After only a little coaxing, the girls gamely jumped out of the raft to give nature’s big shower a try.
It was one of those special moments every parent treasures – helping a child face a fear and overcome it. (Or were we just creating future Xtreme-sports-competing, thrill-seeking adrenalin junkies? Only time will tell.)
As we pushed off from the falls to resume our downriver course, we noticed that five village women, who had stationed themselves on the tiny riverside sand bar to sell us cold drinks while we played in the falls, had carefully taken off their pants and bundled up the heavy cans of unsold sodas into their clothes. They then proceeded to wade slowly into the river, single file, with the bundles of drinks and clothes balanced on their heads.
Made told us they would walk upstream – picking their way over the rocky rapids – all the way back to their villages. They do this every day in the hopes of selling a few soft drinks to passing rafters like us. It was hard not be amazed by their strength and tenacity.
The rest of the route was comparatively calm. The rapids were no less energetic, but we were all much more confident of our skills and our boat. Our guide clearly knew what he was doing after 10 years of guiding on this river. In between issuing well-timed and flawless directions to us, he entertained the girls with an amazingly resonant, loud and authentic imitation of a cow mooing! He was happy to do it as many times as they asked.

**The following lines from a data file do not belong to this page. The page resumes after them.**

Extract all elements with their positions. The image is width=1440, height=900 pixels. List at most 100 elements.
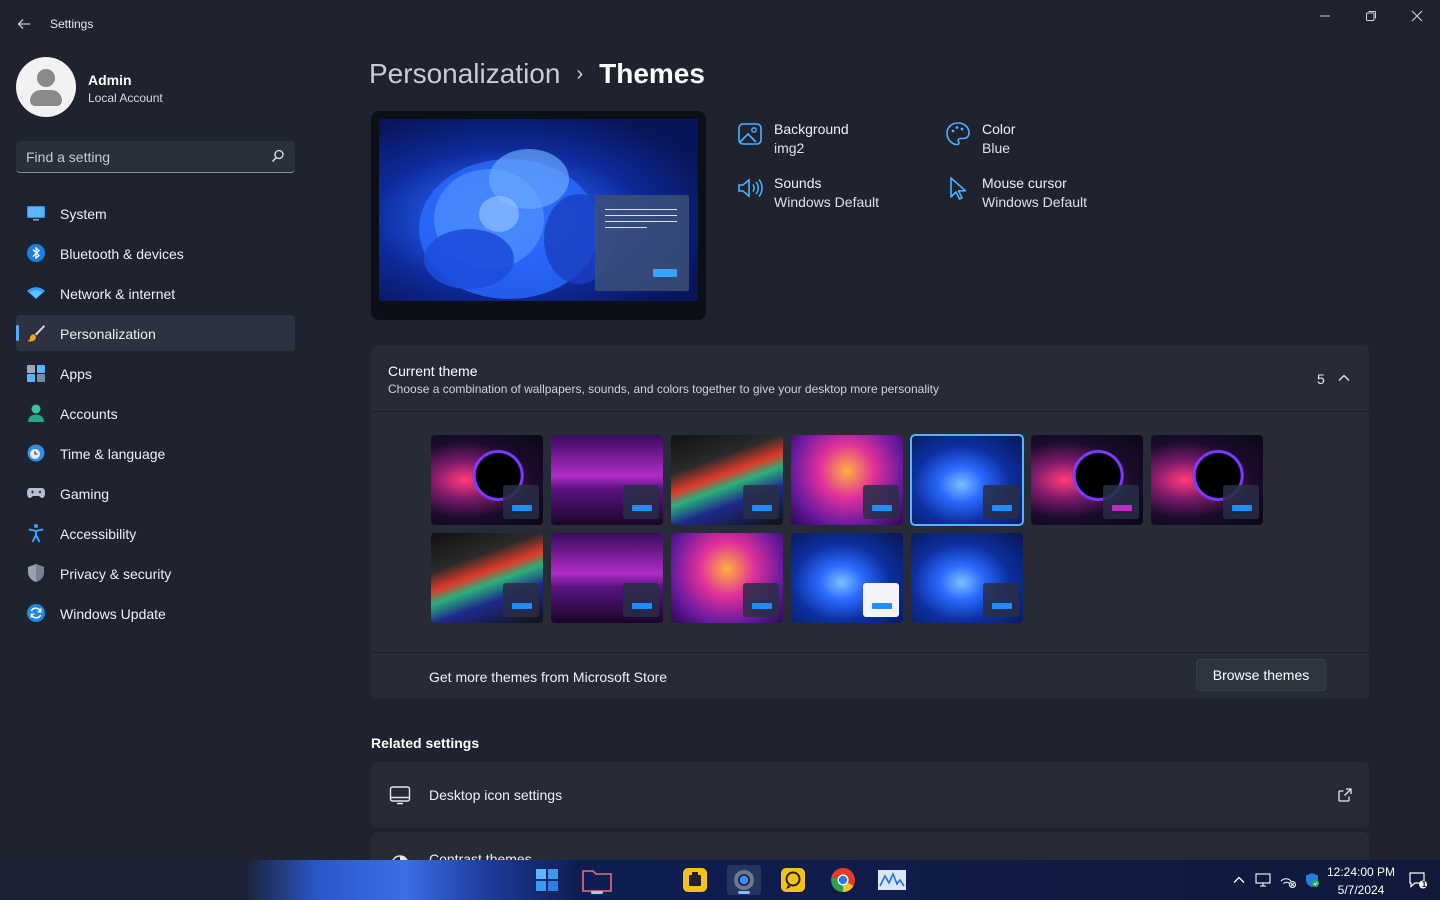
sidebar-item-apps[interactable]: Apps — [16, 355, 295, 391]
theme-thumbnail[interactable] — [551, 435, 663, 525]
sidebar-item-gaming[interactable]: Gaming — [16, 475, 295, 511]
browse-themes-button[interactable]: Browse themes — [1196, 659, 1326, 691]
sidebar-item-label: Accessibility — [60, 526, 137, 542]
close-button[interactable] — [1394, 0, 1440, 32]
theme-thumbnail[interactable] — [1151, 435, 1263, 525]
chevron-up-tray-icon[interactable] — [1231, 872, 1247, 888]
thumb-window — [623, 583, 659, 617]
desktop-icon-settings-label: Desktop icon settings — [429, 787, 563, 803]
taskbar: 1 — [0, 860, 1440, 900]
sidebar-item-network[interactable]: Network & internet — [16, 275, 295, 311]
mouse-cursor-value: Windows Default — [982, 194, 1088, 210]
taskbar-settings[interactable] — [727, 865, 761, 895]
minimize-button[interactable] — [1302, 0, 1348, 32]
color-property[interactable]: Color Blue — [945, 121, 1125, 161]
search-icon[interactable] — [271, 149, 285, 163]
breadcrumb: Personalization › Themes — [369, 58, 705, 90]
theme-thumbnail[interactable] — [791, 533, 903, 623]
breadcrumb-separator: › — [576, 62, 584, 85]
background-label: Background — [774, 121, 849, 137]
sidebar-item-windows-update[interactable]: Windows Update — [16, 595, 295, 631]
globe-clock-icon — [27, 444, 45, 462]
breadcrumb-parent[interactable]: Personalization — [369, 58, 560, 90]
contrast-themes-label: Contrast themes — [429, 851, 532, 860]
thumb-window — [623, 485, 659, 519]
sounds-label: Sounds — [774, 175, 822, 191]
clock-time: 12:24:00 PM — [1326, 865, 1396, 879]
clock-date: 5/7/2024 — [1337, 883, 1385, 897]
chrome-icon — [831, 868, 855, 892]
sidebar-item-privacy-security[interactable]: Privacy & security — [16, 555, 295, 591]
sidebar-item-personalization[interactable]: Personalization — [16, 315, 295, 351]
title-bar: Settings — [0, 0, 1440, 48]
sidebar-item-label: System — [60, 206, 107, 222]
theme-thumbnail[interactable] — [1031, 435, 1143, 525]
page-title: Themes — [599, 58, 705, 89]
theme-thumbnail[interactable] — [671, 533, 783, 623]
background-property[interactable]: Background img2 — [737, 121, 917, 161]
brush-icon — [27, 325, 45, 342]
sidebar-item-label: Network & internet — [60, 286, 176, 302]
taskbar-app-yellow[interactable] — [678, 865, 712, 895]
sounds-value: Windows Default — [774, 194, 880, 210]
theme-thumbnail-selected[interactable] — [910, 434, 1024, 526]
taskbar-app-chat[interactable] — [776, 865, 810, 895]
notification-count: 1 — [1421, 880, 1427, 889]
taskbar-chrome[interactable] — [826, 865, 860, 895]
palette-icon — [946, 122, 970, 146]
current-theme-title: Current theme — [388, 363, 478, 379]
current-theme-card: Current theme Choose a combination of wa… — [371, 345, 1369, 699]
sidebar-item-system[interactable]: System — [16, 195, 295, 231]
theme-preview-wallpaper — [379, 119, 698, 301]
store-label: Get more themes from Microsoft Store — [429, 669, 668, 685]
network-tray-icon[interactable] — [1280, 872, 1296, 888]
avatar[interactable] — [16, 57, 76, 117]
back-arrow-icon[interactable] — [12, 12, 36, 36]
theme-thumbnail[interactable] — [911, 533, 1023, 623]
theme-thumbnail[interactable] — [671, 435, 783, 525]
restore-button[interactable] — [1348, 0, 1394, 32]
display-tray-icon[interactable] — [1255, 872, 1271, 888]
apps-icon — [27, 365, 45, 382]
avatar-head-icon — [37, 69, 55, 87]
sidebar-item-label: Windows Update — [60, 606, 166, 622]
file-explorer-button[interactable] — [580, 865, 614, 895]
start-button[interactable] — [530, 865, 564, 895]
chevron-up-icon[interactable] — [1337, 371, 1351, 385]
search-box[interactable] — [16, 141, 295, 173]
app-yellow-icon — [683, 868, 707, 892]
thumb-window — [503, 583, 539, 617]
mouse-cursor-property[interactable]: Mouse cursor Windows Default — [945, 175, 1125, 215]
gamepad-icon — [27, 488, 45, 498]
theme-thumbnail[interactable] — [791, 435, 903, 525]
person-icon — [28, 404, 44, 422]
monitor-app-icon — [878, 870, 906, 890]
security-tray-icon[interactable] — [1304, 872, 1320, 888]
taskbar-clock[interactable]: 12:24:00 PM 5/7/2024 — [1322, 863, 1400, 899]
taskbar-monitor-app[interactable] — [875, 865, 909, 895]
color-value: Blue — [982, 140, 1011, 156]
update-icon — [27, 604, 45, 622]
thumb-window — [503, 485, 539, 519]
related-settings-title: Related settings — [371, 735, 480, 751]
desktop-icon-settings-row[interactable]: Desktop icon settings — [371, 762, 1369, 828]
sounds-property[interactable]: Sounds Windows Default — [737, 175, 917, 215]
sidebar-item-accounts[interactable]: Accounts — [16, 395, 295, 431]
sidebar-item-time-language[interactable]: Time & language — [16, 435, 295, 471]
contrast-themes-row[interactable]: Contrast themes — [371, 832, 1369, 860]
theme-count: 5 — [1317, 371, 1325, 387]
search-input[interactable] — [26, 141, 266, 172]
sidebar-item-label: Time & language — [60, 446, 166, 462]
sidebar-item-label: Gaming — [60, 486, 110, 502]
theme-thumbnail[interactable] — [431, 435, 543, 525]
theme-thumbnail[interactable] — [551, 533, 663, 623]
current-theme-header[interactable]: Current theme Choose a combination of wa… — [371, 345, 1369, 412]
sidebar-item-label: Personalization — [60, 326, 156, 342]
theme-thumbnail[interactable] — [431, 533, 543, 623]
theme-preview — [371, 111, 706, 320]
color-label: Color — [982, 121, 1016, 137]
sidebar-item-bluetooth[interactable]: Bluetooth & devices — [16, 235, 295, 271]
sidebar-item-accessibility[interactable]: Accessibility — [16, 515, 295, 551]
thumb-window — [1103, 485, 1139, 519]
sidebar-item-label: Accounts — [60, 406, 118, 422]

With less need to focus on staying afloat, we noticed more about life on the river. We passed under several fragile-looking bridges made of lashed-together bamboo, one of which climbed at a 45-degree angle from one side of the riverbed to the top of the ravine’s other side. It looked impossible to use, especially if you had to balance a heavy load of stuff on your head!
We floated past many people using the river for their afternoon baths. Some were construction workers laboring on the several new hotels, built on cantilevered struts jutting out from the top of the ravine. The girls were both appalled and amused to encounter male anatomy from a fairly close vantage point, and they marveled that the women were not at all bashful about splashing around naked while calling out greetings to us. I could only imagine how the Dutch traders must have felt when they first visited Bali centuries ago. It felt as if it hadn’t changed all that much.
Was it really only a couple hours ago? It felt like we had spent an entire day lost in a different world.